La sensibilité des interféromètres est limitée par des effets quantiques qui rendent difficile la distinction entre les nombreux photons présents dans l’appareil.
Selon la Dr Natasha Tomm de l’université de Bâle :
Le dispositif que nous avons construit induit des interactions si fortes entre les photons que nous avons pu observer la différence entre un photon interagissant avec lui même et deux photons. Nous avons observé qu’un photon était retardé plus longtemps que deux photons. Avec cette interaction photon-photon très forte, les deux photons deviennent intriqués sous la forme de ce que l’on appelle un état lié à deux photons.
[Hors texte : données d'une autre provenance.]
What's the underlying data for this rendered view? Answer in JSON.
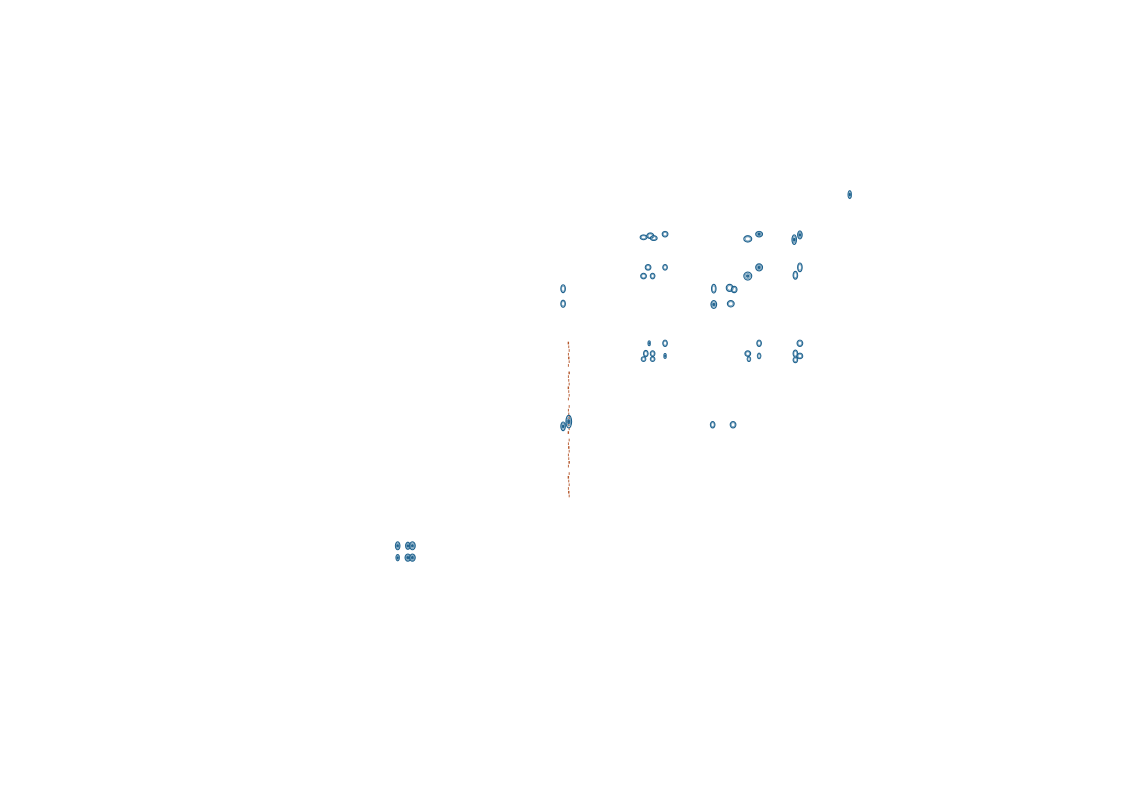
{
  "chart_data": {
    "type": "contour",
    "axes_shown": false,
    "grid": false,
    "legend": "none",
    "colors": {
      "positive_contour": "#1b5f8c",
      "positive_contour_light": "#6a9ab8",
      "negative_contour": "#b5562a"
    },
    "x_range": [
      0,
      1
    ],
    "y_range": [
      0,
      1
    ],
    "peaks": [
      {
        "x": 0.75,
        "y": 0.754,
        "rx": 0.0015,
        "ry": 0.005,
        "level": "strong"
      },
      {
        "x": 0.568,
        "y": 0.7,
        "rx": 0.003,
        "ry": 0.003,
        "level": "medium"
      },
      {
        "x": 0.574,
        "y": 0.702,
        "rx": 0.003,
        "ry": 0.0035,
        "level": "medium"
      },
      {
        "x": 0.577,
        "y": 0.699,
        "rx": 0.003,
        "ry": 0.003,
        "level": "medium"
      },
      {
        "x": 0.587,
        "y": 0.704,
        "rx": 0.0025,
        "ry": 0.0035,
        "level": "medium"
      },
      {
        "x": 0.66,
        "y": 0.698,
        "rx": 0.0035,
        "ry": 0.004,
        "level": "medium"
      },
      {
        "x": 0.67,
        "y": 0.704,
        "rx": 0.003,
        "ry": 0.0035,
        "level": "strong"
      },
      {
        "x": 0.701,
        "y": 0.697,
        "rx": 0.002,
        "ry": 0.006,
        "level": "strong"
      },
      {
        "x": 0.706,
        "y": 0.703,
        "rx": 0.002,
        "ry": 0.005,
        "level": "strong"
      },
      {
        "x": 0.572,
        "y": 0.662,
        "rx": 0.0025,
        "ry": 0.0035,
        "level": "medium"
      },
      {
        "x": 0.587,
        "y": 0.662,
        "rx": 0.002,
        "ry": 0.0035,
        "level": "medium"
      },
      {
        "x": 0.568,
        "y": 0.651,
        "rx": 0.0025,
        "ry": 0.0035,
        "level": "medium"
      },
      {
        "x": 0.576,
        "y": 0.651,
        "rx": 0.002,
        "ry": 0.0035,
        "level": "medium"
      },
      {
        "x": 0.67,
        "y": 0.662,
        "rx": 0.003,
        "ry": 0.0045,
        "level": "strong"
      },
      {
        "x": 0.66,
        "y": 0.651,
        "rx": 0.0035,
        "ry": 0.005,
        "level": "strong"
      },
      {
        "x": 0.706,
        "y": 0.662,
        "rx": 0.002,
        "ry": 0.0055,
        "level": "medium"
      },
      {
        "x": 0.702,
        "y": 0.652,
        "rx": 0.002,
        "ry": 0.005,
        "level": "medium"
      },
      {
        "x": 0.497,
        "y": 0.635,
        "rx": 0.002,
        "ry": 0.005,
        "level": "medium"
      },
      {
        "x": 0.497,
        "y": 0.616,
        "rx": 0.002,
        "ry": 0.0045,
        "level": "medium"
      },
      {
        "x": 0.63,
        "y": 0.635,
        "rx": 0.002,
        "ry": 0.0055,
        "level": "medium"
      },
      {
        "x": 0.644,
        "y": 0.636,
        "rx": 0.003,
        "ry": 0.0045,
        "level": "medium"
      },
      {
        "x": 0.648,
        "y": 0.634,
        "rx": 0.0025,
        "ry": 0.004,
        "level": "medium"
      },
      {
        "x": 0.63,
        "y": 0.615,
        "rx": 0.0025,
        "ry": 0.005,
        "level": "strong"
      },
      {
        "x": 0.645,
        "y": 0.616,
        "rx": 0.003,
        "ry": 0.004,
        "level": "medium"
      },
      {
        "x": 0.573,
        "y": 0.566,
        "rx": 0.0008,
        "ry": 0.003,
        "level": "strong"
      },
      {
        "x": 0.587,
        "y": 0.566,
        "rx": 0.002,
        "ry": 0.004,
        "level": "medium"
      },
      {
        "x": 0.57,
        "y": 0.553,
        "rx": 0.002,
        "ry": 0.004,
        "level": "medium"
      },
      {
        "x": 0.576,
        "y": 0.553,
        "rx": 0.002,
        "ry": 0.0035,
        "level": "medium"
      },
      {
        "x": 0.568,
        "y": 0.546,
        "rx": 0.002,
        "ry": 0.003,
        "level": "medium"
      },
      {
        "x": 0.576,
        "y": 0.546,
        "rx": 0.002,
        "ry": 0.003,
        "level": "medium"
      },
      {
        "x": 0.587,
        "y": 0.55,
        "rx": 0.001,
        "ry": 0.003,
        "level": "strong"
      },
      {
        "x": 0.67,
        "y": 0.566,
        "rx": 0.002,
        "ry": 0.004,
        "level": "medium"
      },
      {
        "x": 0.66,
        "y": 0.553,
        "rx": 0.0025,
        "ry": 0.0035,
        "level": "medium"
      },
      {
        "x": 0.67,
        "y": 0.55,
        "rx": 0.0015,
        "ry": 0.0035,
        "level": "medium"
      },
      {
        "x": 0.661,
        "y": 0.546,
        "rx": 0.0015,
        "ry": 0.003,
        "level": "medium"
      },
      {
        "x": 0.706,
        "y": 0.566,
        "rx": 0.0025,
        "ry": 0.004,
        "level": "medium"
      },
      {
        "x": 0.702,
        "y": 0.553,
        "rx": 0.002,
        "ry": 0.0045,
        "level": "medium"
      },
      {
        "x": 0.706,
        "y": 0.55,
        "rx": 0.0025,
        "ry": 0.0035,
        "level": "medium"
      },
      {
        "x": 0.702,
        "y": 0.545,
        "rx": 0.002,
        "ry": 0.0035,
        "level": "medium"
      },
      {
        "x": 0.629,
        "y": 0.463,
        "rx": 0.002,
        "ry": 0.004,
        "level": "medium"
      },
      {
        "x": 0.647,
        "y": 0.463,
        "rx": 0.0025,
        "ry": 0.004,
        "level": "medium"
      },
      {
        "x": 0.497,
        "y": 0.461,
        "rx": 0.002,
        "ry": 0.0055,
        "level": "strong"
      },
      {
        "x": 0.502,
        "y": 0.467,
        "rx": 0.0025,
        "ry": 0.008,
        "level": "strong"
      },
      {
        "x": 0.351,
        "y": 0.31,
        "rx": 0.002,
        "ry": 0.005,
        "level": "strong"
      },
      {
        "x": 0.351,
        "y": 0.295,
        "rx": 0.0015,
        "ry": 0.004,
        "level": "strong"
      },
      {
        "x": 0.36,
        "y": 0.31,
        "rx": 0.002,
        "ry": 0.0045,
        "level": "strong"
      },
      {
        "x": 0.364,
        "y": 0.31,
        "rx": 0.0025,
        "ry": 0.005,
        "level": "strong"
      },
      {
        "x": 0.36,
        "y": 0.295,
        "rx": 0.0025,
        "ry": 0.0045,
        "level": "strong"
      },
      {
        "x": 0.364,
        "y": 0.295,
        "rx": 0.0025,
        "ry": 0.0045,
        "level": "strong"
      }
    ],
    "ridge": {
      "x": 0.502,
      "y_from": 0.37,
      "y_to": 0.568
    }
  }
}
Ces dispositifs à « lumière quantique », par opposition aux interféromètres qui jusqu’à présent utilisaient la lumière laser classique, promettent d’avoir une résolution et une sensibilité beaucoup plus élevées.
Les chercheurs indiquent que ces dispositifs seront utiles dans des domaines tels que l’imagerie médicale, et que d’autres recherches viseront à manipuler la lumière quantique pour produire des ordinateurs quantiques tolérants aux erreurs.
Toujours selon Tomm :
Cette expérience est magnifique, non seulement parce qu’elle valide un effet fondamental, l’émission stimulée, à sa limite ultime, mais aussi parce qu’elle représente un énorme pas technologique vers des applications avancées. Nous pouvons appliquer les mêmes principes pour développer des dispositifs plus efficaces qui nous donnent des états liés aux photons. C’est très prometteur pour des applications dans un large éventail de domaines : de la biologie à la fabrication avancée et au traitement quantique de l’information.
L’étude publiée dans Nature Physics : Photon bound state dynamics from a single artificial atom et présentée sur le site de l’Université de Sydney : Scientists open door to manipulating ‘quantum light’.